With the latest news that Linkedin has seen an IPO pricing up 30 per cent, valuing the business-based social media platform at $4.1 Billion, tongues are starting to wag that we’re on the cusp of the second dotcom bubble bursting. The first, which took place primarily in 2001, saw the value of companies like lastminute.com reduce quicker than Dominique Strauss-Kahn’s chances of being the next French president.
Social media has taken the world by storm over the past five years. Facebook has gone from dormitory-geek to global-chic in less time than it takes to, well, update your Facebook status. Similarly, brands are fast recognising the value of promoting their goods and services on platforms such as Twitter, Quora and YouTube.

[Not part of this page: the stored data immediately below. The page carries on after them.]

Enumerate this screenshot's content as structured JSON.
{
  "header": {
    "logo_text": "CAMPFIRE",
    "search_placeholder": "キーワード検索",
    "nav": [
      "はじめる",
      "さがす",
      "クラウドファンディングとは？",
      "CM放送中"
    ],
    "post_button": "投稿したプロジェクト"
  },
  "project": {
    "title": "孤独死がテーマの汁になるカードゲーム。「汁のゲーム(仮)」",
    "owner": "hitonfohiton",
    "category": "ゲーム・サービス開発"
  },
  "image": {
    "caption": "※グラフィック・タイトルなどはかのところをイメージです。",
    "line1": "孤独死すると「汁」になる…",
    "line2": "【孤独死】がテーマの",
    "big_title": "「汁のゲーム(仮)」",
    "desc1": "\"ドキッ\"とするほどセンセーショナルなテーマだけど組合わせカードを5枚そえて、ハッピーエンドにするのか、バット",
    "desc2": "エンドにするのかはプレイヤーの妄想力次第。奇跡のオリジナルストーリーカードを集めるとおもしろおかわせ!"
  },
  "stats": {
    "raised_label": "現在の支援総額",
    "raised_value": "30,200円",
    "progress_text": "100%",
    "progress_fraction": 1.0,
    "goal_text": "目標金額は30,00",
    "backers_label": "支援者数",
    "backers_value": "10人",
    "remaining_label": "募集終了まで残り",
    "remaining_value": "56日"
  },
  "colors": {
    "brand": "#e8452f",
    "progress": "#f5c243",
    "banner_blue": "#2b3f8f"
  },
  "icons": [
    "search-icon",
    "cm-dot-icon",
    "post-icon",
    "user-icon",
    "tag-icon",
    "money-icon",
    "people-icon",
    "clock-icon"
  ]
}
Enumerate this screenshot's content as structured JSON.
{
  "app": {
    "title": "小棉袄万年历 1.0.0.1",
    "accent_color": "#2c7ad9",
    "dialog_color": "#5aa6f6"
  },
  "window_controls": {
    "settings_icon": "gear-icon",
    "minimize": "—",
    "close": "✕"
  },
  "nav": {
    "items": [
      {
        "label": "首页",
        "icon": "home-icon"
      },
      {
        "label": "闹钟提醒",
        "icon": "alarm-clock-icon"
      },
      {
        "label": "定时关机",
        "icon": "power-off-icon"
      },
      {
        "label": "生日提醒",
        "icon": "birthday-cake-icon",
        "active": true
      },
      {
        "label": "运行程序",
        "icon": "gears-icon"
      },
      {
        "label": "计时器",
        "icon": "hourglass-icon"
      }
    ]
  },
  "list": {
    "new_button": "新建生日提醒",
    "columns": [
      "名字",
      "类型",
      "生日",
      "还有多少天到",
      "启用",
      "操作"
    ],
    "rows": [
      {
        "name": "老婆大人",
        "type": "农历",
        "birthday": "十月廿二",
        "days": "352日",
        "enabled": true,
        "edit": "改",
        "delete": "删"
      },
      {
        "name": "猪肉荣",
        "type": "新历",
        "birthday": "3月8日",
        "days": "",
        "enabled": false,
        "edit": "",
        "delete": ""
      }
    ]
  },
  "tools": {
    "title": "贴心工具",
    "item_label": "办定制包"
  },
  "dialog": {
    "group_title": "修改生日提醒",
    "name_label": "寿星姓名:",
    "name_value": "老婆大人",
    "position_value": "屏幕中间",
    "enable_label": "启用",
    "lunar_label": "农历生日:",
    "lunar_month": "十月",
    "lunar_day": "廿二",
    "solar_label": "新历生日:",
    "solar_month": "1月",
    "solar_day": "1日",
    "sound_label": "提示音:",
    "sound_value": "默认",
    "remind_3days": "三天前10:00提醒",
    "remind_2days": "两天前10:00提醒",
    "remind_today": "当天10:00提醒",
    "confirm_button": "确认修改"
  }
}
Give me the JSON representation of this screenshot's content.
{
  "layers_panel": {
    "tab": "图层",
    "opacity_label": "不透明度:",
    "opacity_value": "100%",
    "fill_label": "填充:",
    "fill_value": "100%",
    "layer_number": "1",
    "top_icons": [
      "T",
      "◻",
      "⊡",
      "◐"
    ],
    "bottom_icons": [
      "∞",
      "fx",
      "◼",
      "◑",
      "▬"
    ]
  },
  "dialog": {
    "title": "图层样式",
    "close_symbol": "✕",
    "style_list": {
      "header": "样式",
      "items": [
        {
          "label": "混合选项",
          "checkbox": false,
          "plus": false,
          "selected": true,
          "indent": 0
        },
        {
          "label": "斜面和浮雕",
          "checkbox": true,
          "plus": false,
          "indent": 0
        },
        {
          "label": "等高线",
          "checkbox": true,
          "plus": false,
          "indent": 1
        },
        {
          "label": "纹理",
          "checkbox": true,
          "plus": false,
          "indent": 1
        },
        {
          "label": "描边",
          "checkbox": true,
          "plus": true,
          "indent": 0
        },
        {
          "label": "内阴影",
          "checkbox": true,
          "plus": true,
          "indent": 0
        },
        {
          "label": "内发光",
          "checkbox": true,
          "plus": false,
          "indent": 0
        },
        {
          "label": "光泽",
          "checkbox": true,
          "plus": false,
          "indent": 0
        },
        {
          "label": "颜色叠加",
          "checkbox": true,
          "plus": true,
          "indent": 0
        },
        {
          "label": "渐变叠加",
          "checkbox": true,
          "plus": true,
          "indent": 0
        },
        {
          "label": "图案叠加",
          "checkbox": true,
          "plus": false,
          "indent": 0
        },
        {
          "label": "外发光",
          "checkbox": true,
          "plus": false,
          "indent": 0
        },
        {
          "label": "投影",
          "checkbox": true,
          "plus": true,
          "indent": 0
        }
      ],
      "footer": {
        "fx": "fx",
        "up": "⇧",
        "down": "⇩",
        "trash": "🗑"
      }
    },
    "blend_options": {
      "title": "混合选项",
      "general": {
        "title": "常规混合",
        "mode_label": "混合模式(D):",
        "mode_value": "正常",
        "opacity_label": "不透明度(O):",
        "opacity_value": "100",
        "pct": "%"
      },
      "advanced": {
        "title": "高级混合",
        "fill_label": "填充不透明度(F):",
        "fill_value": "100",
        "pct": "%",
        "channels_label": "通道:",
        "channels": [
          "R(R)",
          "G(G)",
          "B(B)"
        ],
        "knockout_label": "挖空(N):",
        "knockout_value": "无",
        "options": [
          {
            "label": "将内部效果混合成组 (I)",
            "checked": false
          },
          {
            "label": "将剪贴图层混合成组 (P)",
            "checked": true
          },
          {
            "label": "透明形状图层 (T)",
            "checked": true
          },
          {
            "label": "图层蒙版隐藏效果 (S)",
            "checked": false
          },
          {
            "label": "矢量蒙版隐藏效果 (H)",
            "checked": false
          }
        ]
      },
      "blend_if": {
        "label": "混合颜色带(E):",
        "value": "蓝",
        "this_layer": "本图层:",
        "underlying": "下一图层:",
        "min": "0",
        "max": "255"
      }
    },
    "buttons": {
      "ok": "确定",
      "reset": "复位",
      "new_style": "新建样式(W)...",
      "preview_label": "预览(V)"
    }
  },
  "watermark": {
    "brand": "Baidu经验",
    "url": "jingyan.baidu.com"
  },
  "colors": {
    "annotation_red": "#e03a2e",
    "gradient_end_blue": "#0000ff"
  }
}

In light of the sheer explosion of social media, it seems perhaps justified that the value of these platforms has risen at a similarly rapid rate. After all, the growth in audience, advertising opportunities and routes to market make platforms like Linkedin more than just a place to connect and share. They are the advertising hoardings of the future, with brands large and small clamouring to have their voices heard and their value is intrinsically linked to the increase revenue they can generate for these companies.
Estimated values for social media platforms:
1. Facebook – $50Billion
2. Twitter – $10 Billion
3. Linkedin – $4.1 Billion
4. Quora – $1 Billion
Whether or not Linkedin is really worth $4.1 Billion remains to be seen but one thing is sure, social media platforms represent big money and, regardless of whether the market adjustment arrives, brands will continue to see them as such.